Euthanasia Without Contact: An Ethical Veterinary Challenge
The COVID-19 outbreak impacted veterinary clinics around the world, causing practical problems such as safety equipment shortages, overbooked schedules, and reduced client contact to prevent disease spread. Because of these sudden and unexpected changes, the authors of this paper argue that many veterinarians were likely forced to grapple with unforeseen ethical challenges, too.
In this study, the researchers asked veterinarians around the world to explain, in their own words, the ethical concerns they dealt with during the early stages of the pandemic. They honed in on one in particular: low-contact and no-contact euthanasia. While veterinary best practice dictates that keeping guardians and their animals together during euthanasia is ideal, this wasn’t always possible during the COVID-19 outbreak because of increased safety protocols. As a result, the authors believe that many veterinarians, human clients, and animal patients may have suffered from increased stress and anxiety.
123 veterinary staff members (mainly women vets from the U.S., U.K., Australia, and Canada) weighed in on this issue through an online survey. In general, many respondents said that low- and no-contact euthanasia was the most common and/or most stressful ethical situation they had to deal with during the pandemic, largely because it excluded guardians from being present. Previous studies suggest that a “good death” for humans means having family or friends around them, and those who can’t be there for their dying loved one may suffer from increased mental strain. The authors argue that the same may be true for animal guardians excluded from the euthanasia process.
Switching to low- and no-contact euthanasia during the pandemic also required veterinarians to make an incredibly difficult choice: That is, balancing the safety of their staff, patients, and clients with the emotional needs of clients and their animals facing euthanasia. In other words, having clients present during euthanasia could have put other people in danger, whereas not doing so was likely very stressful (and perhaps even traumatic) for both the client and the animal patient. Indeed, previous studies have found that animals separated from their guardians at the vet show signs of increased stress and anxiety; at the same time, most veterinarians aim to avoid pain, fear, and distress for animals experiencing euthanasia. Some respondents breached the rules and allowed their clients to be present during euthanasia, but at least one person said they were reprimanded for doing so.
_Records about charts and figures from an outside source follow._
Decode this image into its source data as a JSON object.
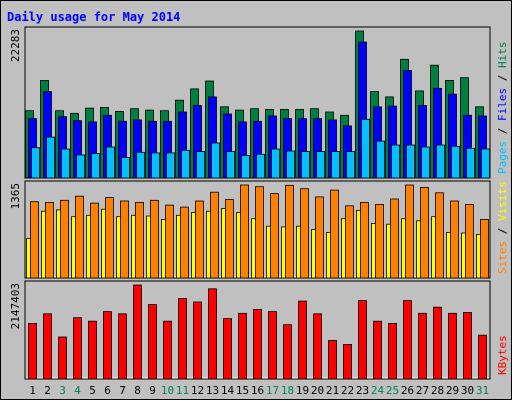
{
  "chart_data": {
    "type": "bar",
    "title": "Daily usage for May 2014",
    "categories": [
      "1",
      "2",
      "3",
      "4",
      "5",
      "6",
      "7",
      "8",
      "9",
      "10",
      "11",
      "12",
      "13",
      "14",
      "15",
      "16",
      "17",
      "18",
      "19",
      "20",
      "21",
      "22",
      "23",
      "24",
      "25",
      "26",
      "27",
      "28",
      "29",
      "30",
      "31"
    ],
    "weekend_days": [
      "3",
      "4",
      "10",
      "11",
      "17",
      "18",
      "24",
      "25",
      "31"
    ],
    "panels": [
      {
        "id": "hits-files-pages",
        "max_label": "22283",
        "ymax": 22283,
        "legend": [
          "Pages",
          "Files",
          "Hits"
        ],
        "series": [
          {
            "name": "Hits",
            "color": "#008040",
            "values": [
              10200,
              14800,
              10200,
              9800,
              10600,
              10700,
              10100,
              10500,
              10300,
              10200,
              11800,
              13500,
              14700,
              10800,
              10300,
              10500,
              10400,
              10400,
              10400,
              10500,
              10000,
              9500,
              22283,
              13100,
              12300,
              18000,
              13200,
              17100,
              14800,
              15200,
              10800
            ]
          },
          {
            "name": "Files",
            "color": "#0000ff",
            "values": [
              9000,
              13100,
              9300,
              8700,
              8500,
              9500,
              8600,
              8800,
              8600,
              8600,
              10000,
              11000,
              12300,
              9700,
              8500,
              8600,
              9400,
              9000,
              9000,
              9000,
              8800,
              7900,
              20600,
              10800,
              10900,
              16300,
              11000,
              13600,
              12700,
              9500,
              9400
            ]
          },
          {
            "name": "Pages",
            "color": "#00c0ff",
            "values": [
              4600,
              6200,
              4400,
              3500,
              3700,
              4700,
              3100,
              3900,
              3800,
              3800,
              4200,
              4000,
              5300,
              4000,
              3400,
              3600,
              4400,
              4100,
              4000,
              4000,
              4000,
              4000,
              8900,
              5600,
              5000,
              5000,
              4700,
              5000,
              4800,
              4500,
              4400
            ]
          }
        ]
      },
      {
        "id": "sites-visits",
        "max_label": "1365",
        "ymax": 1365,
        "legend": [
          "Sites",
          "Visits"
        ],
        "series": [
          {
            "name": "Visits",
            "color": "#ffff00",
            "values": [
              580,
              980,
              1000,
              900,
              920,
              1010,
              900,
              920,
              910,
              860,
              920,
              960,
              980,
              1020,
              960,
              870,
              760,
              750,
              760,
              710,
              670,
              870,
              990,
              800,
              790,
              870,
              840,
              900,
              670,
              660,
              640
            ]
          },
          {
            "name": "Sites",
            "color": "#ff8000",
            "values": [
              1120,
              1110,
              1140,
              1200,
              1100,
              1180,
              1130,
              1110,
              1140,
              1070,
              1040,
              1130,
              1260,
              1150,
              1365,
              1340,
              1240,
              1360,
              1310,
              1190,
              1290,
              1060,
              1110,
              1080,
              1160,
              1365,
              1330,
              1250,
              1130,
              1080,
              860
            ]
          }
        ]
      },
      {
        "id": "kbytes",
        "max_label": "2147403",
        "ymax": 2147403,
        "legend": [
          "KBytes"
        ],
        "series": [
          {
            "name": "KBytes",
            "color": "#ff0000",
            "values": [
              1270000,
              1490000,
              960000,
              1400000,
              1320000,
              1540000,
              1490000,
              2147403,
              1700000,
              1320000,
              1840000,
              1760000,
              2060000,
              1380000,
              1500000,
              1590000,
              1540000,
              1240000,
              1780000,
              1490000,
              880000,
              790000,
              1790000,
              1320000,
              1270000,
              1790000,
              1500000,
              1640000,
              1500000,
              1520000,
              1000000
            ]
          }
        ]
      }
    ]
  },
  "colors": {
    "title": "#0000ff",
    "background": "#c0c0c0",
    "plot_background": "#c0c0c0",
    "weekday_label": "#000000",
    "weekend_label": "#00805c"
  }
}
When offering euthanasia consultations, many respondents complained about the difficulties of upholding physical distancing requirements. For example, some veterinarians offered outdoor euthanasias or remote injections so guardians could be with their animals while also protecting staff members from disease spread, but this posed logistical challenges. Furthermore, research has found that when clients are able to rely on their veterinarians for comfort and advice during euthanasia, they are better able to cope with their grief. Therefore, having to limit the time that vets spent with family members was another ethical challenge respondents had to grapple with.
Finally, convincing someone to euthanize their companion animal is tragic enough as it is, but it becomes that much harder if they are not able to witness the veterinarian’s examination or if they know that they won’t be present during euthanasia. As a result, some respondents noted that clients delayed scheduling euthanasia consultations for their animals, which may not have been in the animals’ best interests.
The researchers highlight that during emergencies such as public health threats, veterinarians have to make difficult decisions and take into account all staff, clients, and patients. However, they also point out that separating animals and guardians during euthanasia causes excess distress for everyone involved. As a result, they recommend that no-contact euthanasia should be avoided wherever possible. Regarding low-contact euthanasia, it’s important to prepare veterinary team members to implement it in various circumstances and to make at least some accommodations for clients.
While it’s impossible to predict the next public health threat, veterinary clinics can establish an emergency euthanasia plan to ensure they’re mitigating safety risks while also meeting their patients’ and clients’ needs. Such emergency plans could include low-contact euthanasia protocols, instructions and communications materials for clients to follow, and other materials that would make the process more seamless for all involved. Finally, in cases where a veterinary clinic can’t offer full- or low-contact euthanasia, they should help their clients find other more accessible services such as home euthanasia.